High Schoolers mashing it up
Second is the effect that websites have as the sharing platforms for content, potentially impacting its commerciality. Lets look at another scenario: A new start-up website encourages and helps distribute disseminated content, using the Canadian provision as the means to allow users to do so. The users themselves don't get paid for the content, but the large amounts of shared content containing copyrighted works used in user-created works does spur and increase in website traffic, profiting the website and its owners. The purpose for the videos was not, much like in the YouTube example, commercial in itself, but purely one where other users wished to share their videos with other users in that platform. Would that purpose constitute as a commercial one if it profits the website? Would the encouragement to disseminate and share content change their purpose in itself? Again, questions like this would remain for the judiciary to decide should they become contested in the courts.
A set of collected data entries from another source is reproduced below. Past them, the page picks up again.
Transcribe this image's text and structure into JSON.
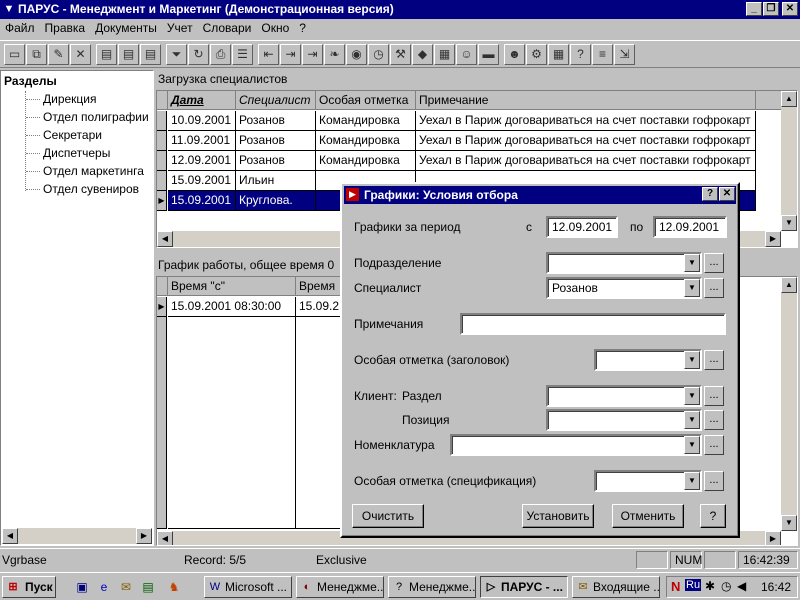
{
  "window": {
    "title": "ПАРУС - Менеджмент и Маркетинг (Демонстрационная версия)"
  },
  "menu": [
    {
      "label": "Файл"
    },
    {
      "label": "Правка"
    },
    {
      "label": "Документы"
    },
    {
      "label": "Учет"
    },
    {
      "label": "Словари"
    },
    {
      "label": "Окно"
    },
    {
      "label": "?"
    }
  ],
  "sidebar": {
    "title": "Разделы",
    "items": [
      {
        "label": "Дирекция"
      },
      {
        "label": "Отдел полиграфии"
      },
      {
        "label": "Секретари"
      },
      {
        "label": "Диспетчеры"
      },
      {
        "label": "Отдел маркетинга"
      },
      {
        "label": "Отдел сувениров"
      }
    ]
  },
  "top_pane": {
    "title": "Загрузка специалистов",
    "columns": [
      "Дата",
      "Специалист",
      "Особая отметка",
      "Примечание"
    ],
    "rows": [
      [
        "10.09.2001",
        "Розанов",
        "Командировка",
        "Уехал в Париж договариваться на счет поставки гофрокарт"
      ],
      [
        "11.09.2001",
        "Розанов",
        "Командировка",
        "Уехал в Париж договариваться на счет поставки гофрокарт"
      ],
      [
        "12.09.2001",
        "Розанов",
        "Командировка",
        "Уехал в Париж договариваться на счет поставки гофрокарт"
      ],
      [
        "15.09.2001",
        "Ильин",
        "",
        ""
      ],
      [
        "15.09.2001",
        "Круглова.",
        "",
        ""
      ]
    ]
  },
  "bottom_pane": {
    "title": "График работы, общее время 0",
    "columns": [
      "Время \"с\"",
      "Время"
    ],
    "rows": [
      [
        "15.09.2001 08:30:00",
        "15.09.2"
      ]
    ]
  },
  "dialog": {
    "title": "Графики: Условия отбора",
    "help_label": "?",
    "close_label": "✕",
    "period_label": "Графики за период",
    "from_label": "с",
    "from_value": "12.09.2001",
    "to_label": "по",
    "to_value": "12.09.2001",
    "department_label": "Подразделение",
    "department_value": "",
    "specialist_label": "Специалист",
    "specialist_value": "Розанов",
    "notes_label": "Примечания",
    "notes_value": "",
    "mark_header_label": "Особая отметка (заголовок)",
    "mark_header_value": "",
    "client_label": "Клиент:",
    "section_label": "Раздел",
    "section_value": "",
    "position_label": "Позиция",
    "position_value": "",
    "nomenclature_label": "Номенклатура",
    "nomenclature_value": "",
    "mark_spec_label": "Особая отметка (спецификация)",
    "mark_spec_value": "",
    "ellipsis": "...",
    "clear_label": "Очистить",
    "set_label": "Установить",
    "cancel_label": "Отменить",
    "help_button_label": "?"
  },
  "status": {
    "db": "Vgrbase",
    "record": "Record: 5/5",
    "mode": "Exclusive",
    "num": "NUM",
    "time": "16:42:39"
  },
  "taskbar": {
    "start": "Пуск",
    "tasks": [
      {
        "label": "Microsoft ..."
      },
      {
        "label": "Менеджме..."
      },
      {
        "label": "Менеджме..."
      },
      {
        "label": "ПАРУС - ..."
      },
      {
        "label": "Входящие ..."
      }
    ],
    "lang": "Ru",
    "clock": "16:42"
  },
  "colors": {
    "titlebar": "#000080",
    "selection": "#000080",
    "face": "#c0c0c0"
  }
}
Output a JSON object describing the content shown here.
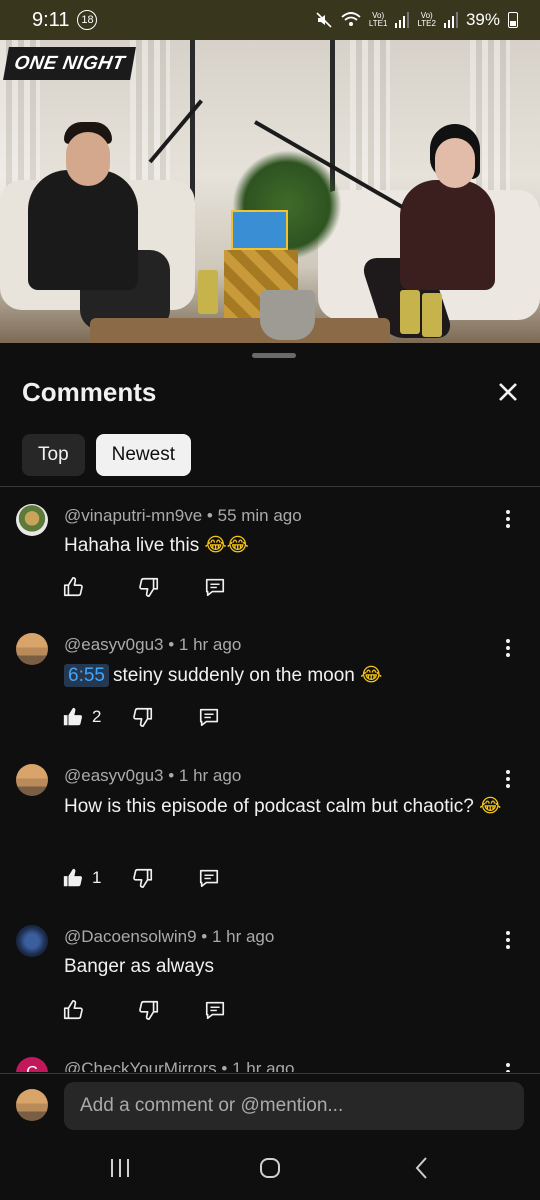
{
  "status_bar": {
    "time": "9:11",
    "notification_count": "18",
    "network_1": "Vo)\nLTE1",
    "network_2": "Vo)\nLTE2",
    "battery": "39%"
  },
  "video": {
    "logo_text": "ONE NIGHT"
  },
  "comments_panel": {
    "title": "Comments",
    "chips": [
      {
        "label": "Top",
        "selected": false
      },
      {
        "label": "Newest",
        "selected": true
      }
    ],
    "comments": [
      {
        "author": "@vinaputri-mn9ve",
        "time": "55 min ago",
        "timestamp": "",
        "text": "Hahaha live this",
        "emoji": "😂😂",
        "likes": ""
      },
      {
        "author": "@easyv0gu3",
        "time": "1 hr ago",
        "timestamp": "6:55",
        "text": "steiny suddenly on the moon",
        "emoji": "😂",
        "likes": "2"
      },
      {
        "author": "@easyv0gu3",
        "time": "1 hr ago",
        "timestamp": "",
        "text": "How is this episode of podcast calm but chaotic?",
        "emoji": "😂",
        "likes": "1"
      },
      {
        "author": "@Dacoensolwin9",
        "time": "1 hr ago",
        "timestamp": "",
        "text": "Banger as always",
        "emoji": "",
        "likes": ""
      },
      {
        "author": "@CheckYourMirrors",
        "time": "1 hr ago",
        "avatar_letter": "C"
      }
    ],
    "add_comment_placeholder": "Add a comment or @mention..."
  },
  "colors": {
    "background": "#0f0f0f",
    "status_bar": "#38371e",
    "chip_active": "#f1f1f1",
    "chip_inactive": "#272727",
    "link_blue": "#3ea6ff",
    "avatar_c": "#c2185b"
  },
  "icons": {
    "like": "thumb-up-icon",
    "dislike": "thumb-down-icon",
    "reply": "reply-icon",
    "more": "kebab-icon",
    "close": "close-icon"
  }
}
Overall the Copyright Modernization Act does expand and allow for better and wider uses of content, both on a personal user level and on a wider scale. It does address issues which have evolved through the use of mediums such as the Internet, but still some ambiguity remains. There have been no cases dealing with the shiny new provisions, but with content sharing being such a big part of modern Internet interaction, they undoubtedly will be litigated on in the future.

2 comments:

  1. What comparison have you undertaken to determine if there is anything similar to the Canadian mash up provision!

    ReplyDelete
    Replies
    1. To my knowledge there is no provision like the one in the Canadian legislation in any of the other common law jurisdictions. In the UK the CDPA 1988 has very weak fair dealing provisions, and in Australia the CA 1968 has nothing that would specifically allow for such uses either.

      Fair dealing in the US is wide enough to potentially include this, and there have been successful cases dealing with mash-ups, but my point was purely one dealing with specific provisions.

      Hopefully that answered your question.